The painting presents a solitary eye suspended within a vibrant field of red with an intricate white net-like pattern overlayed on top. Rendered in acrylic paint, the composition combines two of Kusama’s most recognisable visual languages: the repetitive dots that have become synonymous with her practice and the delicate web structures of her celebrated Infinity Nets. First developed shortly after her arrival in New York in 1958, the Infinity Nets series consisted of painstakingly painted loops extending across the canvas, creating a sense of endless expansion. In Hitomi, these nets merge with a striking figurative image, demonstrating how Kusama’s work of the 1980s fused abstraction and representation in increasingly imaginative ways. The eye itself appears both watchful and vulnerable, while the surrounding patterns suggest a limitless psychological and cosmic space.
Kusama’s fascination with repetition originates in childhood experiences of hallucinations, during which dots and patterns seemed to engulf her surroundings. She later described seeing motifs spread across rooms, objects and even her own body, an experience that became the foundation of her lifelong concept of “self-obliteration”: the dissolution of the individual into the infinite universe. The eye in Hitomi may therefore be understood as a self-portrait of perception itself, reflecting the artist’s enduring interest in the relationship between inner vision and external reality.
The year 1989 was particularly significant for Kusama.

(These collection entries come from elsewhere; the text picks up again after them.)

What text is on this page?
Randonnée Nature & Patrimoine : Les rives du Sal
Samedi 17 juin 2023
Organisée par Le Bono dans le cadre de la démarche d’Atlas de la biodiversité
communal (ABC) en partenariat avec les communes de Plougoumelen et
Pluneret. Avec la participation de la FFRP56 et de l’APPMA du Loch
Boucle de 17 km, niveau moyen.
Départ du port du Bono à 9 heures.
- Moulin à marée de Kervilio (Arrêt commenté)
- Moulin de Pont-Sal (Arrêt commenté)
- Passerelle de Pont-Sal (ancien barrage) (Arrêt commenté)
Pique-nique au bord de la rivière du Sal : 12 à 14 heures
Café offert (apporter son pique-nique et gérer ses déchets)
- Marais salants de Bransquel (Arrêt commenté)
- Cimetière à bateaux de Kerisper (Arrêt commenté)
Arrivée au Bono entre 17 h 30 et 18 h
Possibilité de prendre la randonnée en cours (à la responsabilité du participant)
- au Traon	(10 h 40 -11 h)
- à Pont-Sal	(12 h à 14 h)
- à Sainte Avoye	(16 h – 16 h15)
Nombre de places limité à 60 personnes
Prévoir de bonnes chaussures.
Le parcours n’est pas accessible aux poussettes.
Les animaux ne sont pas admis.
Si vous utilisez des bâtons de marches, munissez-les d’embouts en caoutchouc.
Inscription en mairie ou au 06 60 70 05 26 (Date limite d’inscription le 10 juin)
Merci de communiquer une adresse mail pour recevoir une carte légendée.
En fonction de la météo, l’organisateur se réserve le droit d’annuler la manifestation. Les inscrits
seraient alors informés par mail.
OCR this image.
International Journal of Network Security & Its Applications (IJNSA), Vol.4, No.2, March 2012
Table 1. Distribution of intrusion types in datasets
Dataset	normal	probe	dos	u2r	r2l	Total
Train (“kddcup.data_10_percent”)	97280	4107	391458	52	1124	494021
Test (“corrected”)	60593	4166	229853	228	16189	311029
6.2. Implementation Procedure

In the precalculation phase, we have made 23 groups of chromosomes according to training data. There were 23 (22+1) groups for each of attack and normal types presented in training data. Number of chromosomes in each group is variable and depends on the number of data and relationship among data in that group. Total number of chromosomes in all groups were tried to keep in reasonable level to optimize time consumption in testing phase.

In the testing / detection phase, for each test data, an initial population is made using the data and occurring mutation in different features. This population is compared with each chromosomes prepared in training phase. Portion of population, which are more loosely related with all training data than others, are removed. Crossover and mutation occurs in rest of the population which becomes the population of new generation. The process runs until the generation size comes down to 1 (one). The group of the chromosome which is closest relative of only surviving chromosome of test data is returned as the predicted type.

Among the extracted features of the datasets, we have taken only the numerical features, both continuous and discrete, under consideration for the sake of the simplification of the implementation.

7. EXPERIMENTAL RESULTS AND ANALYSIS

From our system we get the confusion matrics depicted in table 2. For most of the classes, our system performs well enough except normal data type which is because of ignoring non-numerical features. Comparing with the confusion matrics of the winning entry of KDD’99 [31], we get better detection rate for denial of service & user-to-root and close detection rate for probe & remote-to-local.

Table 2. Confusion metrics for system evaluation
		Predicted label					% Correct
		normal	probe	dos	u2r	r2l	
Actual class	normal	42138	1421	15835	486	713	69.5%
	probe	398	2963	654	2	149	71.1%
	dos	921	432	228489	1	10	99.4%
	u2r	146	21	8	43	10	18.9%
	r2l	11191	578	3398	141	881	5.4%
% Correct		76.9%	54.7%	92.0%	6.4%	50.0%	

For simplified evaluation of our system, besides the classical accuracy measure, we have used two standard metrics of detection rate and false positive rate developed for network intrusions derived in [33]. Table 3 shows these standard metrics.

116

That year, the Center for International Contemporary Arts in New York organised the first major retrospective of her work in the United States, helping to reintroduce her to the American art world she had left more than a decade earlier. The painting thus belongs to a moment of renewed recognition and creative confidence. Its bold imagery also reflects the influence of the New York avant-garde, where Kusama had worked alongside contemporaries associated with Abstract Expressionism and Pop Art.
Hitomi (Eye) can be seen as a synthesis of the themes that define Kusama’s oeuvre: infinity, repetition, psychological introspection and the transformative power of art. Through a deceptively simple motif, the artist invites viewers into a world where seeing becomes both a personal and cosmic experience.